Un caldo torrido e soffocante avvolgeva come un lurido sudario l’Inghilterra nell’estate del 1976. Persino le temperature roventi e i terreni inariditi e ingialliti alimentavano quell’impressione di disagio, decadenza e declino che colpiva il paese. Improvvisamente, nelle strade e agli angoli della metropoli, apparvero delle figure disturbanti, pallide e incurvate che sembravano farsi carico faticosamente della responsabilità di annunciare la venuta dell’apocalisse. Vestiti di stracci di recupero, brandelli di cuoio e catene, ornati di oggetti appartenenti alla quotidianità più banale come spille di sicurezza e lucchetti trasmutati in monili, queste figure simili ad alieni manifestavano con il loro contegno distaccato il disgusto per un tempo senza futuro.

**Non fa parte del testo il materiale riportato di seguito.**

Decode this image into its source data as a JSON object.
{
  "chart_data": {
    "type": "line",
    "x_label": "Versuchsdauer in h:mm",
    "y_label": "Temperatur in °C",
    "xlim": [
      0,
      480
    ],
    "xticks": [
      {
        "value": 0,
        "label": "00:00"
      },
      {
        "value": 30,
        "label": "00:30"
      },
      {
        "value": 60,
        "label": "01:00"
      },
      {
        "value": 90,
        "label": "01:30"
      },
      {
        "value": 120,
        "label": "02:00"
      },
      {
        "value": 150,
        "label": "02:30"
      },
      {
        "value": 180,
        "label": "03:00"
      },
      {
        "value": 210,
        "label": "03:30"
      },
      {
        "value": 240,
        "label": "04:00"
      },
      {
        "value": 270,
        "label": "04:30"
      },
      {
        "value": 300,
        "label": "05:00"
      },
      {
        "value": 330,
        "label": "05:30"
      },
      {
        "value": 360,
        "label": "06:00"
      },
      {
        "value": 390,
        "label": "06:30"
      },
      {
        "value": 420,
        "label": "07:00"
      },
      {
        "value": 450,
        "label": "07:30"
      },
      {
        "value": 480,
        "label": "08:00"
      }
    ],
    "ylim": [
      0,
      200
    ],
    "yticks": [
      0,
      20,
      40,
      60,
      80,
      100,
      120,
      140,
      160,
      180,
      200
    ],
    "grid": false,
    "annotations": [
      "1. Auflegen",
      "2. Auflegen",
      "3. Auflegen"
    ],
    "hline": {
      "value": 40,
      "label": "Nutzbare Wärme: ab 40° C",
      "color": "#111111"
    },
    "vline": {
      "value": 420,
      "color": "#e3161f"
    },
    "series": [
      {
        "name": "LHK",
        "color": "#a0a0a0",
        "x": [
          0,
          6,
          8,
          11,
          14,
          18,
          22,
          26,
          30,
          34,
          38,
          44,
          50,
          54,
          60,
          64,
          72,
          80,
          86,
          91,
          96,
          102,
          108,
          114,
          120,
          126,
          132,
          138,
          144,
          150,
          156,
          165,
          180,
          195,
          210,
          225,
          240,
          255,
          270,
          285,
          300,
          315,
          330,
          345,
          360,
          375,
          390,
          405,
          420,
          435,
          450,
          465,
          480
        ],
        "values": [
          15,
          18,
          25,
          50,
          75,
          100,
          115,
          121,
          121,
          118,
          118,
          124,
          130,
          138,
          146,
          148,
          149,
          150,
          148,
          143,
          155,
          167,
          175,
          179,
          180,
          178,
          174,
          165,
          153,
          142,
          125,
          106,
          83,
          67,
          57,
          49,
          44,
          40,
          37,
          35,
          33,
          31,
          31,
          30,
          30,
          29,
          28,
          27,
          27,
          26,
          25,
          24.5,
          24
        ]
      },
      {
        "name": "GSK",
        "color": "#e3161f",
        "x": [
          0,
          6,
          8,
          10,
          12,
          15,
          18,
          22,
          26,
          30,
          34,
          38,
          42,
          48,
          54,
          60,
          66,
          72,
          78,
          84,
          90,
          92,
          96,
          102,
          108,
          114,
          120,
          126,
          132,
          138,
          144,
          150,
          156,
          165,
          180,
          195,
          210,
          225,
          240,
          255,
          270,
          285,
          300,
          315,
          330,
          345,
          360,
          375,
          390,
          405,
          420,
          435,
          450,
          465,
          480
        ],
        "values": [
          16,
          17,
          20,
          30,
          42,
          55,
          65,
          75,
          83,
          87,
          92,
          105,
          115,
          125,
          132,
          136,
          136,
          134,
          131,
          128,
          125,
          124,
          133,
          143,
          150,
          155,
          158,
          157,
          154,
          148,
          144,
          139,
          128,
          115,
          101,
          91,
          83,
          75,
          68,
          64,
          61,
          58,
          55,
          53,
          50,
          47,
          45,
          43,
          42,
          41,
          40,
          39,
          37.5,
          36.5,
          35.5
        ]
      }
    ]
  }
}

Quell’estetica radicale chiedeva ai passanti di riflettersi in loro per guardare – come in uno specchio distorto e rivelatore – l’orrore del presente in cui tutti erano imprigionati.

La cultura punk aveva percepito e interpretato sovversivamente i sintomi di quella crisi sistemica che avrebbe trovato soluzione nei processi di ristrutturazione radicale dei rapporti sociali ed economici articolati attorno all’imporsi delle teorie economiche neo-liberiste destinate a regnare incontrastate sui decenni a venire. Con l’invenzione di un nuovo canone estetico e linguistico e attraverso l’elaborazione di un complesso sistema simbolico, la cultura punk seppe rappresentare e svelare i contenuti ideologici e le contraddizioni dei processi che presto si sarebbero cristallizzati in nuove forme di dominio ed egemonia. Snob e obliqui, ironici e inafferrabili utilizzarono l’arma della citazione colta e la guerriglia semiotica come strumenti per innervare una concezione pessimista e oscura delle relazioni sociali e della storia, rappresentate in un immaginario distopico al cui interno sembrava comunque possibile attivare forme di resistenza e opposizione. Come moderni bracconieri i punk si muovevano su un terreno infido alla ricerca di spazi simbolici e materiali in cui esercitare e sperimentare nuove pratiche culturali e forme di interazione sociale. Nel gioco crittografico del punk l’anarchia, il caos, il disordine sono le chiavi per decifrare e svelare la natura dirompente della crisi in atto.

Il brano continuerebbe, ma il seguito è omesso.